The story of the museum started with two historical houses that were connected together with a bridge; the first building was constructed in 1632 and belonged to Hajj Mohamed Salem Galmam al-Gazzar. The date of the building was recorded on a wood frieze.
Later on, the building was bought by a lady from Crete that is why lately it’s known as Beit Al-Kriteleyh.
The second house was built by Mohamed Abdel-Qader al-Haddad in 1540. It is currently known as Beit Amna bint Salim because she was the last resident of the house.
In 1930 – 1935, the two houses were about to be demolished as part of upgrading Ahmed ibn Tulun area project, but the Committee for the Conservation of Arab Monuments objected to this project, and then the process of repairing both houses began.

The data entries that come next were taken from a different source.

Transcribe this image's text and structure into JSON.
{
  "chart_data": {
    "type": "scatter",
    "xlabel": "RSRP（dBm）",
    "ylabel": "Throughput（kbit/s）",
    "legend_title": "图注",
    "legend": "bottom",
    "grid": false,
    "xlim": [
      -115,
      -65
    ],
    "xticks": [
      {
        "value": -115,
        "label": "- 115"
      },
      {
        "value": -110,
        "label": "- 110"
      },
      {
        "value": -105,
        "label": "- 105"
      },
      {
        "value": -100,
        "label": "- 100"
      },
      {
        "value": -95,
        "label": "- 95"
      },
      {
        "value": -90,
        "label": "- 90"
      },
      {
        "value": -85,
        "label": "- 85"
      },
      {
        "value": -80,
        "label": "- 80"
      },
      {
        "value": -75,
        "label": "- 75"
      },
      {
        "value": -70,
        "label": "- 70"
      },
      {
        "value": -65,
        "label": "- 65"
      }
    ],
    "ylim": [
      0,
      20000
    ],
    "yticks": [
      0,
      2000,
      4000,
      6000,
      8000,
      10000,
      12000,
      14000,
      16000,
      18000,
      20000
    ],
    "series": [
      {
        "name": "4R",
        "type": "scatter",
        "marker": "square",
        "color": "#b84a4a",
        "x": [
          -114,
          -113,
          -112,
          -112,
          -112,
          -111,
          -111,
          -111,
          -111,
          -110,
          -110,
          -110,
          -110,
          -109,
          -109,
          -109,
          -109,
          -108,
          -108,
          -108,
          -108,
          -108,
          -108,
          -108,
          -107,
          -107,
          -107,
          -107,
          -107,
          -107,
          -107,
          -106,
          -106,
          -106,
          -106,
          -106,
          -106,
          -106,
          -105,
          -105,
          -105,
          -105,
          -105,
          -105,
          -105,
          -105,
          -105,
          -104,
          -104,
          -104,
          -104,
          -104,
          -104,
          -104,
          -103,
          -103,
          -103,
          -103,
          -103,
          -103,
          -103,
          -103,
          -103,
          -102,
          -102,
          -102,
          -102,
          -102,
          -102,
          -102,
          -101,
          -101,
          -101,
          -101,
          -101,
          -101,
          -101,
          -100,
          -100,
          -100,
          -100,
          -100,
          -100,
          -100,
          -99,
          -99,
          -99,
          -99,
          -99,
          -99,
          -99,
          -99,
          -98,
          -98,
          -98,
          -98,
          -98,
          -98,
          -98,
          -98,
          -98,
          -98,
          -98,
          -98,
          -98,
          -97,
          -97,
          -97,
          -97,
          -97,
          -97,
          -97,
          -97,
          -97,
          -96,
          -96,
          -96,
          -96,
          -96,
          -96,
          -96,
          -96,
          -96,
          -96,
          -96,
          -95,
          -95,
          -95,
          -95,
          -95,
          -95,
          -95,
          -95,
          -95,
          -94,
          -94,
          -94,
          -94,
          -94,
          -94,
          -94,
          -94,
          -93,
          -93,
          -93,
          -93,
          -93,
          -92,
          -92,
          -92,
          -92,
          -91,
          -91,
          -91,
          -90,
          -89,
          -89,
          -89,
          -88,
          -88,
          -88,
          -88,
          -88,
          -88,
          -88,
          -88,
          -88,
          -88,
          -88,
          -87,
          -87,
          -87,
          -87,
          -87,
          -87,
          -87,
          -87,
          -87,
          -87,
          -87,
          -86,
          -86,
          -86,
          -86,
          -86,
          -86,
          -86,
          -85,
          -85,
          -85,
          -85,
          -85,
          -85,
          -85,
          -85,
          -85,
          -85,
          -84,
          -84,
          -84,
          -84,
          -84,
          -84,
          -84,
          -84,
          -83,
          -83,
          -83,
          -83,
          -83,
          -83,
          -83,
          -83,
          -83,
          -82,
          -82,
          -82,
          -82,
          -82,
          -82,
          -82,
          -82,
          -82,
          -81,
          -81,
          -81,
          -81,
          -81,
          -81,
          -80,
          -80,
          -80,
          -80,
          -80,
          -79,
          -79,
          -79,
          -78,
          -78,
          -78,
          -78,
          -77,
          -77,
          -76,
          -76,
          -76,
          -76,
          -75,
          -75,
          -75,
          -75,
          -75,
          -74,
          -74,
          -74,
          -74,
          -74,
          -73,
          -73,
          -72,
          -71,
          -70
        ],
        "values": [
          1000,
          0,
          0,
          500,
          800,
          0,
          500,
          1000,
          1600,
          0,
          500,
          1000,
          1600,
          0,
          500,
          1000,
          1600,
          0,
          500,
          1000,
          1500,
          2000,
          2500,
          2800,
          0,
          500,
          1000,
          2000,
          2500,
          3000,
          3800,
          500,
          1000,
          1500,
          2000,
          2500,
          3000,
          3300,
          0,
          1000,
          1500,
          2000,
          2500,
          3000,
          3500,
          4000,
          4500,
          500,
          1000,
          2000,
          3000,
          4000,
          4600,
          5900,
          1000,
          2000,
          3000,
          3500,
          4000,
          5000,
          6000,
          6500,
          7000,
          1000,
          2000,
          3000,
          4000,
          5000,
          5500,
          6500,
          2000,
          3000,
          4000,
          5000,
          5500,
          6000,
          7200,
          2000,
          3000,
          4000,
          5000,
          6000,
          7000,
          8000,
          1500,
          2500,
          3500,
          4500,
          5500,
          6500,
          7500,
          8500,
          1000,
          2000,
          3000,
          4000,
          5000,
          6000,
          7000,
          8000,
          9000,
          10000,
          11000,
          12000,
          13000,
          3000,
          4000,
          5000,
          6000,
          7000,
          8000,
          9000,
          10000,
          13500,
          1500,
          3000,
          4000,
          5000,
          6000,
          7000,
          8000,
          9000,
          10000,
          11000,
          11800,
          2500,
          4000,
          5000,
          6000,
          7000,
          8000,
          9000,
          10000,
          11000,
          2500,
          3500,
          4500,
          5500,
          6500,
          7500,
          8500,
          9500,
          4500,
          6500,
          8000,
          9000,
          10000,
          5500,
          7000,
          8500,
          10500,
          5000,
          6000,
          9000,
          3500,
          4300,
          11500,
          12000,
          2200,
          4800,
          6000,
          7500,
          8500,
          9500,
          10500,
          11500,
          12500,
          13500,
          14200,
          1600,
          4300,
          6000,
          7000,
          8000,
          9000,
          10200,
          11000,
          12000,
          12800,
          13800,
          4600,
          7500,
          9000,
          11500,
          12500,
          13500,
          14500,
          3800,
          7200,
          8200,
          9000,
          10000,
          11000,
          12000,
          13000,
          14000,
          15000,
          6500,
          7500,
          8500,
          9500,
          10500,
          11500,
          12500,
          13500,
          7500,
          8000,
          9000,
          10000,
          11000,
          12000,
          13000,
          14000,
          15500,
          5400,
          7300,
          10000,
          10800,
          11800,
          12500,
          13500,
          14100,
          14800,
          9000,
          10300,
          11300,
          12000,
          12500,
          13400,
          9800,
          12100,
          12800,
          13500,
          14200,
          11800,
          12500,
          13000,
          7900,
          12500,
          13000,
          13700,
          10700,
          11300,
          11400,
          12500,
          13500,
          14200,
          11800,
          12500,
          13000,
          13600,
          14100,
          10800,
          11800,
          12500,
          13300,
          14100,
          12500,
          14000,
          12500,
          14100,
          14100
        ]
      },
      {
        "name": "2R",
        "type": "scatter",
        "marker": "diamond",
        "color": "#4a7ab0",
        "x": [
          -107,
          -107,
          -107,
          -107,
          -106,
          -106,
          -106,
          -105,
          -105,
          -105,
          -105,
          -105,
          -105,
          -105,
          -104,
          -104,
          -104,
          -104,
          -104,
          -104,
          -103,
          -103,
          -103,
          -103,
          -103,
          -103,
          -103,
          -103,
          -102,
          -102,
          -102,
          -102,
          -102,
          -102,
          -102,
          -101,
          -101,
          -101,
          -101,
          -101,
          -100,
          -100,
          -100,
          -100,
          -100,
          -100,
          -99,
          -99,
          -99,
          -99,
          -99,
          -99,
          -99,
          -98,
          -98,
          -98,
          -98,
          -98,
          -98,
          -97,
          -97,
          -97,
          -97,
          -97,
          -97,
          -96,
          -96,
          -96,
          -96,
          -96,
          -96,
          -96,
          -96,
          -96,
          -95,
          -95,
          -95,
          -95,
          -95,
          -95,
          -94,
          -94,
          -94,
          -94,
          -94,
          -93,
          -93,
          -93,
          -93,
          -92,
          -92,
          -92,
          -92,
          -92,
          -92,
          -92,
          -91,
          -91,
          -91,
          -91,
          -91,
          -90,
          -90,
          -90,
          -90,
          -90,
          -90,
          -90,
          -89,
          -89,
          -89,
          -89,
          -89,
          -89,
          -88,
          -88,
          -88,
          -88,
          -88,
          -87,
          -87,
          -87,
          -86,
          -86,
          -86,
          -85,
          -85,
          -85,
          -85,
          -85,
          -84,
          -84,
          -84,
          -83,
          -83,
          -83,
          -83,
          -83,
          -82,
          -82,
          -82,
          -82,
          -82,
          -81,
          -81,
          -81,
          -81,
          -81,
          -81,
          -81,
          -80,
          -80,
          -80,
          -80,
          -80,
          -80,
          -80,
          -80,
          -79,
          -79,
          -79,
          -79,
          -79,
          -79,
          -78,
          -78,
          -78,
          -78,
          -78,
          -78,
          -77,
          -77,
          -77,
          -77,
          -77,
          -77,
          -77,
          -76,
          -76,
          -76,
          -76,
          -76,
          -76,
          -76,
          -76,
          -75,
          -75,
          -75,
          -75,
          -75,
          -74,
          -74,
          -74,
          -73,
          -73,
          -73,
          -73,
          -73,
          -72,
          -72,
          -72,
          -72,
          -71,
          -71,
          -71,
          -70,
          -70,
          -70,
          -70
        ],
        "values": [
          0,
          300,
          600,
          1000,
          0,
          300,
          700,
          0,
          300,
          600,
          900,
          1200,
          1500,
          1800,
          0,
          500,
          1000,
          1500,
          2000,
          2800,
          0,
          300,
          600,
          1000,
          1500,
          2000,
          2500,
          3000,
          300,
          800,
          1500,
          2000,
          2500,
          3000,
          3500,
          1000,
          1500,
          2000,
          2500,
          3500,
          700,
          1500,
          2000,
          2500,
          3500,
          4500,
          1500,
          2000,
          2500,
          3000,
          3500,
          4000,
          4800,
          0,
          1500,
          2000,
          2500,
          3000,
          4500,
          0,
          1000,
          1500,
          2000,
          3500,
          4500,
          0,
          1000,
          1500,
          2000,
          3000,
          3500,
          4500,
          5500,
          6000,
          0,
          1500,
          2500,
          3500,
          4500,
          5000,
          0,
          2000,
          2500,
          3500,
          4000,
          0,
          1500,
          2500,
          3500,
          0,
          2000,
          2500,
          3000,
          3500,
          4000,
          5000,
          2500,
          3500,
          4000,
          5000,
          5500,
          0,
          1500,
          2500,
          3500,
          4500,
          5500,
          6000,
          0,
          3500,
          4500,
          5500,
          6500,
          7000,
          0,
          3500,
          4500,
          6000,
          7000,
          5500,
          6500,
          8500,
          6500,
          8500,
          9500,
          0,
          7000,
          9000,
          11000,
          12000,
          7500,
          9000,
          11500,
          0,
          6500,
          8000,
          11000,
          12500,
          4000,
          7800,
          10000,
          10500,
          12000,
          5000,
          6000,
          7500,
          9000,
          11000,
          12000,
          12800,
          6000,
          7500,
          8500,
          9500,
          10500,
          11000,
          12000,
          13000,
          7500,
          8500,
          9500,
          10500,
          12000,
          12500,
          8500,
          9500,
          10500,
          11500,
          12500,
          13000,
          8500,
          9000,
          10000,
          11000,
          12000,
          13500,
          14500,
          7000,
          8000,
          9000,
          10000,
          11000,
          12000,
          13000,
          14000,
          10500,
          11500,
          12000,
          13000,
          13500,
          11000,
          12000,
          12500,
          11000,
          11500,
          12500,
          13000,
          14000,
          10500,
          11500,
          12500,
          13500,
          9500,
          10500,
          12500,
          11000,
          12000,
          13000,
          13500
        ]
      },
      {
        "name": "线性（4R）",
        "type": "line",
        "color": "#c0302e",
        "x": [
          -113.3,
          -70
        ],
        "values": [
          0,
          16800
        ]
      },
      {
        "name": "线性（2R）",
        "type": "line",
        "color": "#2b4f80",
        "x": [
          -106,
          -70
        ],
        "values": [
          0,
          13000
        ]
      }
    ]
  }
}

In 1953, a British doctor, Gayer Anderson, asked to live in the house and provide it with a unique and rare collection of monuments. He also provided the house with electricity, and plumbing. He managed to restore the beauty of the house, as he added a number of English and Chinese antiquities, Indian chairs, English tables, Iranian handcrafts and Italian lamps.
A pharaoh’s casket and a statue of Nefertiti were displayed in the museum.
The museum consists of a number of apartments as Mohamed Ali Room, Roof Garden, The Persian Room, and Reading and Writing Rooms.
What is interesting about the museum is that the houses were built on the Gabel Yeshkur which is known for magical legends. It is thought that Gabel Yeshkur is the place where Noah’s Ark rested after the flood.
One of the common stories heard about it is if one gazes at the water he/she sees the face of his/her love.
Gayer Andreson museum is characterized by the amusing Islamic design in addition to its special location in the heart of ancient Islamic Cairo.